Evolutionary and Population-Aware AI Models for Characterizing Global Diversity of Polymorphic Immune Genes Across Human Populations
Keywords:
evolutionary artificial intelligence, population genomics, immune gene diversity, large-scale systems, data governance, algorithmic fairness, genomic infrastructureAbstract
Polymorphic immune genes, particularly the human leukocyte antigen system, exhibit extraordinary diversity across global human populations, shaped by millions of years of evolutionary pressure from pathogens, environmental factors, and demographic history. This diversity underpins critical differences in disease susceptibility, vaccine response, and transplantation compatibility, yet existing computational approaches for characterizing these genes are largely built on datasets dominated by individuals of European ancestry and fail to incorporate population structure or evolutionary dynamics. This paper presents a system-level examination of evolutionary and population-aware artificial intelligence models designed to characterize global diversity of polymorphic immune genes across human populations.
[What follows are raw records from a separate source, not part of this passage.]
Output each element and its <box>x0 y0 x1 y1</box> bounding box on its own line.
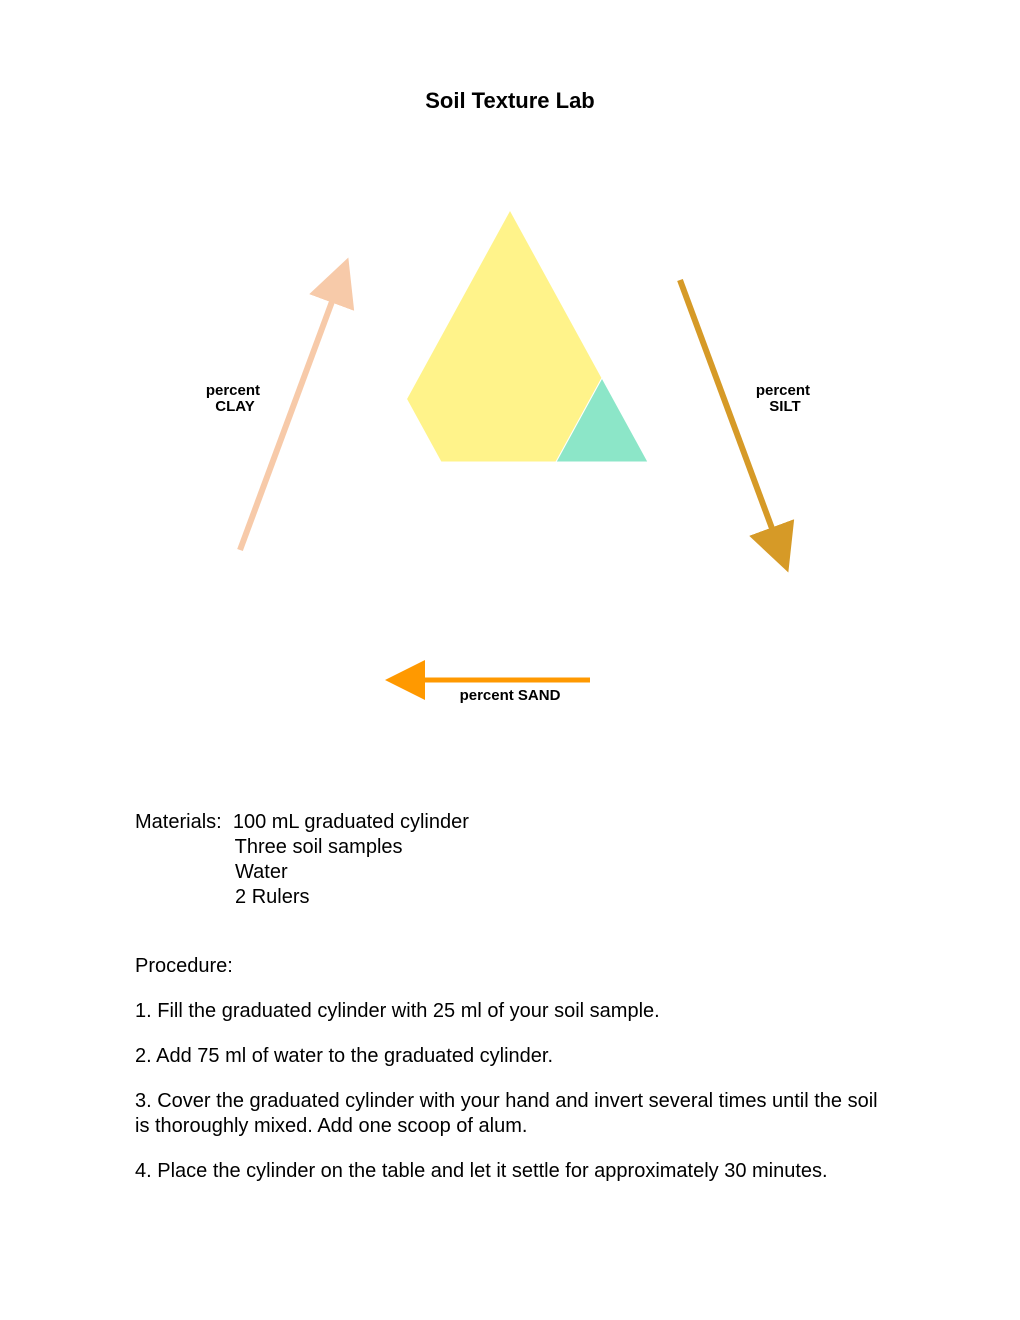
ternary-diagram-svg: percent CLAY percent SILT percent SAND <box>160 170 860 720</box>
clay-axis-arrow <box>240 280 340 550</box>
document-body: Materials: 100 mL graduated cylinder Thr… <box>135 810 895 1184</box>
page-title: Soil Texture Lab <box>0 88 1020 114</box>
clay-axis-label: percent CLAY <box>206 382 264 415</box>
sand-axis-label: percent SAND <box>460 687 561 704</box>
materials-block: Materials: 100 mL graduated cylinder Thr… <box>135 810 895 910</box>
soil-texture-triangle: percent CLAY percent SILT percent SAND <box>160 170 860 720</box>
procedure-step: 2. Add 75 ml of water to the graduated c… <box>135 1044 895 1069</box>
material-item: Water <box>235 861 288 883</box>
material-item: 100 mL graduated cylinder <box>233 811 469 833</box>
procedure-step: 4. Place the cylinder on the table and l… <box>135 1159 895 1184</box>
material-item: 2 Rulers <box>235 886 309 908</box>
silt-axis-arrow <box>680 280 780 550</box>
silt-axis-label: percent SILT <box>756 382 814 415</box>
procedure-step: 1. Fill the graduated cylinder with 25 m… <box>135 999 895 1024</box>
region-clay <box>407 210 603 462</box>
procedure-label: Procedure: <box>135 954 895 979</box>
procedure-step: 3. Cover the graduated cylinder with you… <box>135 1089 895 1139</box>
material-item: Three soil samples <box>235 836 403 858</box>
materials-label: Materials: <box>135 811 222 833</box>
We propose that such models must integrate principles from population genetics, evolutionary biology, and scalable machine learning architectures to produce robust, generalizable, and equitable typings. The discussion focuses on structural trade-offs in model design, data governance frameworks, computational infrastructure requirements, deployment strategies across diverse settings, sustainability of large-scale inference pipelines, fairness considerations in training and validation, and the policy implications for global genomic equity. We illustrate how explicit encoding of demographic histories and selective sweeps into model representations can reduce bias while improving predictive accuracy for underrepresented populations. The paper further examines the challenges of harmonizing heterogeneous long-read and short-read sequencing data across thousands of samples, the necessity of privacy-preserving architectures for sensitive genetic information, and the broader socio-technical infrastructure needed to support continuous learning from emerging population-level data. A case illustration based on the scalable framework for comprehensive typing from long-read data is used to contextualize these architectural decisions. The paper concludes by outlining a roadmap for future research that aligns technological development with ethical imperatives and global health priorities.